Lorsque son père mourut, Sylvie était encore jeune. Trop jeune pour être confrontée à ce choc inouï. Cet ébranlement désintégra et son sternum, et son cœur et son estomac. Toute la machinerie s’arrêta net, jusqu’à ce que son étouffement eût cédé à la raison du corps. Endeuillée, elle restait seule. Seule et immature surtout.
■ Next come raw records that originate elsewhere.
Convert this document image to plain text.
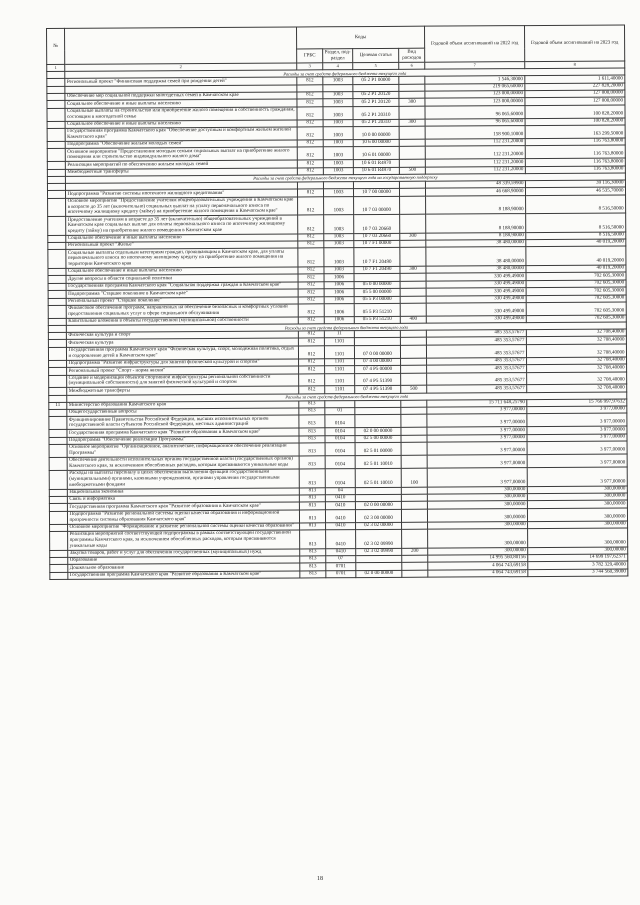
№		Коды				Годовой объем ассигнований на 2022 год	Годовой объем ассигнований на 2023 год
		ГРБС	Раздел, под-раздел	Целевая статья	Вид расходов		
1	2	3	4	5	6	7	8
	Расходы за счет средств федерального бюджета текущего года						
	Региональный проект "Финансовая поддержка семей при рождении детей"	812	1003	05 2 P1 00000		1 546,30000	1 611,40000
						219 065,60000	227 828,20000
	Обеспечение мер социальной поддержки многодетных семей в Камчатском крае	812	1003	05 2 P1 20120		123 000,00000	127 000,00000
	Социальное обеспечение и иные выплаты населению	812	1003	05 2 P1 20120	300	123 000,00000	127 000,00000
	Социальные выплаты на строительство или приобретение жилого помещения в собственность гражданам, состоящим в многодетной семье	812	1003	05 2 P1 20310		96 065,60000	100 828,20000
	Социальное обеспечение и иные выплаты населению	812	1003	05 2 P1 20310	300	96 065,60000	100 828,20000
	Государственная программа Камчатского края "Обеспечение доступным и комфортным жильем жителей Камчатского края"	812	1003	10 0 00 00000		158 900,10000	163 299,50000
	Подпрограмма "Обеспечение жильем молодых семей"	812	1003	10 6 00 00000		112 231,20000	116 763,80000
	Основное мероприятие "Предоставление молодым семьям социальных выплат на приобретение жилого помещения или строительство индивидуального жилого дома"	812	1003	10 6 01 00000		112 231,20000	116 763,80000
	Реализация мероприятий по обеспечению жильем молодых семей	812	1003	10 6 01 R4970		112 231,20000	116 763,80000
	Межбюджетные трансферты	812	1003	10 6 01 R4970	500	112 231,20000	116 763,80000
	Расходы за счет средств федерального бюджета текущего года на государственную поддержку						
						48 339,59900	39 116,30000
	Подпрограмма "Развитие системы ипотечного жилищного кредитования"	812	1003	10 7 00 00000		46 668,90000	46 535,70000
	Основное мероприятие "Предоставление учителям общеобразовательных учреждений в Камчатском крае в возрасте до 35 лет (включительно) социальных выплат на уплату первоначального взноса по ипотечному жилищному кредиту (займу) на приобретение жилого помещения в Камчатском крае"	812	1003	10 7 03 00000		8 188,90000	8 516,50000
	Предоставление учителям в возрасте до 35 лет (включительно) общеобразовательных учреждений в Камчатском крае социальных выплат для оплаты первоначального взноса по ипотечному жилищному кредиту (займу) на приобретение жилого помещения в Камчатском крае	812	1003	10 7 03 20660		8 188,90000	8 516,50000
	Социальное обеспечение и иные выплаты населению	812	1003	10 7 03 20660	300	8 188,90000	8 516,50000
	Региональный проект "Жилье"	812	1003	10 7 F1 00000		38 480,00000	40 019,20000
	Социальные выплаты отдельным категориям граждан, проживающим в Камчатском крае, для уплаты первоначального взноса по ипотечному жилищному кредиту на приобретение жилого помещения на территории Камчатского края	812	1003	10 7 F1 20490		38 480,00000	40 019,20000
	Социальное обеспечение и иные выплаты населению	812	1003	10 7 F1 20490	300	38 480,00000	40 019,20000
	Другие вопросы в области социальной политики	812	1006			330 499,49000	702 605,30000
	Государственная программа Камчатского края "Социальная поддержка граждан в Камчатском крае"	812	1006	05 0 00 00000		330 499,49000	702 605,30000
	Подпрограмма "Старшее поколение в Камчатском крае"	812	1006	05 5 00 00000		330 499,49000	702 605,30000
	Региональный проект "Старшее поколение"	812	1006	05 5 P3 00000		330 499,49000	702 605,30000
	Финансовое обеспечение программ, направленных на обеспечение безопасных и комфортных условий предоставления социальных услуг в сфере социального обслуживания	812	1006	05 5 P3 51210		330 499,49000	702 605,30000
	Капитальные вложения в объекты государственной (муниципальной) собственности	812	1006	05 5 P3 51210	400	330 499,49000	702 605,30000
	Расходы за счет средств федерального бюджета текущего года						
	Физическая культура и спорт	812	11			485 353,57677	32 708,40000
	Физическая культура	812	1101			485 353,57677	32 708,40000
	Государственная программа Камчатского края "Физическая культура, спорт, молодежная политика, отдых и оздоровление детей в Камчатском крае"	812	1101	07 0 00 00000		485 353,57677	32 708,40000
	Подпрограмма "Развитие инфраструктуры для занятий физической культурой и спортом"	812	1101	07 4 00 00000		485 353,57677	32 708,40000
	Региональный проект "Спорт - норма жизни"	812	1101	07 4 P5 00000		485 353,57677	32 708,40000
	Создание и модернизация объектов спортивной инфраструктуры региональной собственности (муниципальной собственности) для занятий физической культурой и спортом	812	1101	07 4 P5 51390		485 353,57677	32 708,40000
	Межбюджетные трансферты	812	1101	07 4 P5 51390	500	485 353,57677	32 708,40000
	Расходы за счет средств федерального бюджета текущего года						
11	Министерство образования Камчатского края	813				15 711 648,25790	15 766 997,97632
	Общегосударственные вопросы	813	01			3 977,00000	3 977,00000
	Функционирование Правительства Российской Федерации, высших исполнительных органов государственной власти субъектов Российской Федерации, местных администраций	813	0104			3 977,00000	3 977,00000
	Государственная программа Камчатского края "Развитие образования в Камчатском крае"	813	0104	02 0 00 00000		3 977,00000	3 977,00000
	Подпрограмма "Обеспечение реализации Программы"	813	0104	02 5 00 00000		3 977,00000	3 977,00000
	Основное мероприятие "Организационное, аналитическое, информационное обеспечение реализации Программы"	813	0104	02 5 01 00000		3 977,00000	3 977,00000
	Обеспечение деятельности исполнительных органов государственной власти (государственных органов) Камчатского края, за исключением обособленных расходов, которым присваиваются уникальные коды	813	0104	02 5 01 10010		3 977,00000	3 977,00000
	Расходы на выплаты персоналу в целях обеспечения выполнения функций государственными (муниципальными) органами, казенными учреждениями, органами управления государственными внебюджетными фондами	813	0104	02 5 01 10010	100	3 977,00000	3 977,00000
	Национальная экономика	813	04			300,00000	300,00000
	Связь и информатика	813	0410			300,00000	300,00000
	Государственная программа Камчатского края "Развитие образования в Камчатском крае"	813	0410	02 0 00 00000		300,00000	300,00000
	Подпрограмма "Развитие региональной системы оценки качества образования и информационной прозрачности системы образования Камчатского края"	813	0410	02 3 00 00000		300,00000	300,00000
	Основное мероприятие "Формирование и развитие региональной системы оценки качества образования"	813	0410	02 3 02 00000		300,00000	300,00000
	Реализация мероприятий соответствующей подпрограммы в рамках соответствующей государственной программы Камчатского края, за исключением обособленных расходов, которым присваиваются уникальные коды	813	0410	02 3 02 09990		300,00000	300,00000
	Закупка товаров, работ и услуг для обеспечения государственных (муниципальных) нужд	813	0410	02 3 02 09990	200	300,00000	300,00000
	Образование	813	07			14 995 560,80156	14 699 197,62371
	Дошкольное образование	813	0701			4 064 743,69158	3 782 329,40000
	Государственная программа Камчатского края "Развитие образования в Камчатском крае"	813	0701	02 0 00 00000		4 064 743,69158	3 744 560,39000
18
Stagnaient dans son esprit des questions qu’elle ne lui avait jamais posées et qui allaient pourrir à présent. Des questions indicibles et à peine décelables qui finissent, tels de nocifs virus, à gangrener les chairs les plus vigoureuses et à agglomérer suffisamment de saletés mentales pour fomenter les pires maladies informelles de l’âme, celles-là mêmes qui génèrent le mal-être, alors que tout semble aller bien.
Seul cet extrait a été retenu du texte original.